El grupo trabaja en los lugares con más alta prevalencia de covid al momento de armar el proyecto: el área metropolitana de Buenos Aires y el gran Resistencia (Chaco), donde identificaron los hogares con dificultades de vivienda en barrios puntuales. La intención es monitorear semana a semana el estado de la población. El tema es que por razones de cuarentena deben hacerlo a través de referentes y personajes claves de la vida de los barrios que les cuentan si hay infección por covid y les dan detalles de la experiencia del aislamiento social obligatorio, y los impactos sociales y a todo nivel que genera. “La presencialidad del trabajo de campo no puede ser disputada, es imprescindible.
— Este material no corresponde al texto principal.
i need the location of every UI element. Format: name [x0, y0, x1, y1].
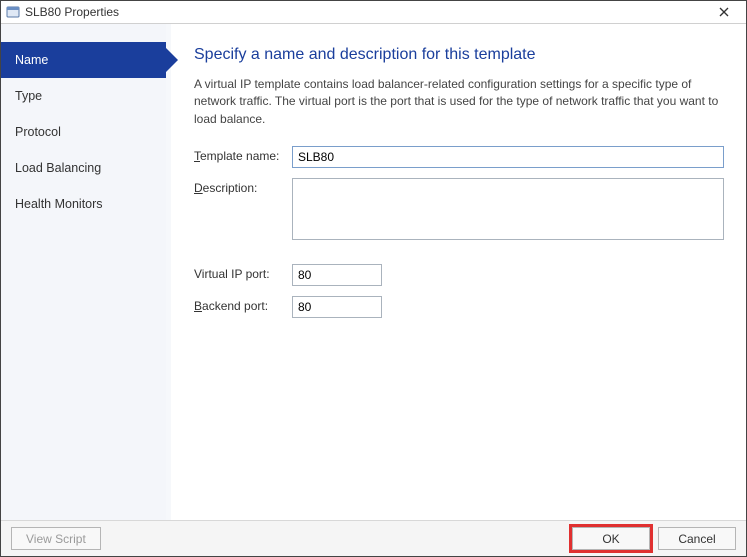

Pero la sorpresa de estas situaciones es que sí se puede relevar información seria, sistemática, crítica, ensayando otras maneras. Eso es un aprendizaje”, explica Demonte. Y no sólo: “Articulado con eso hacemos un relevamiento de medios, redes sociales para ver dónde aparece la discusión pública, que rumores circulan”. La certeza es que hay relaciones entre condiciones de vida y la salud y la atención. “Agregamos información más compleja y minuciosa, con un listado de obras de infraestructura y servicios públicos necesarios para mejorar la situación. Con covid y otras enfermedades, porque el covid empeora situaciones preexistentes”, insiste.
El proyecto generará resultados en sesenta días, seis meses y un año. Como se trata de información para la toma de decisiones y para argumentar y mejorar políticas, las investigadoras buscan que el resultado sea “amigable”. “Ese es otro desafío porque la academia está acostumbrada a divulgar el conocimiento en soportes clásicos, ponencias, artículos, pero este proyecto nos cambia también la manera de difundir. La idea es que lo pueda leer un funcionario, más allá de la comunidad científica. Un desafío ad hoc”, dice; por eso, cuentan en el equipo con un diseñador web, entre otros expertos en esa interfaz.
“Es un virus que se amplifica con condiciones de vida deficitarias”, resume Demonte.
Una sentencia que vale tanto para el Primer Mundo (el virus pegó más, por ejemplo, en latinos y afrodescendientes de los Estados Unidos), como para la región más desigual del planeta: América Latina. Un silencio que continúa y se profundiza. El 2020 se recordará -entre otras cosas- como el año en el que se detuvo el mundo. Aún no se sabe cómo volverá a moverse, en qué sentido, bajo qué paradigma; lo seguro que la ciencia, vía tratamientos, vía vacunas, tendrá bastante que ver. Desde este rincón del planeta, los investigadores argentinos habrán hecho su parte.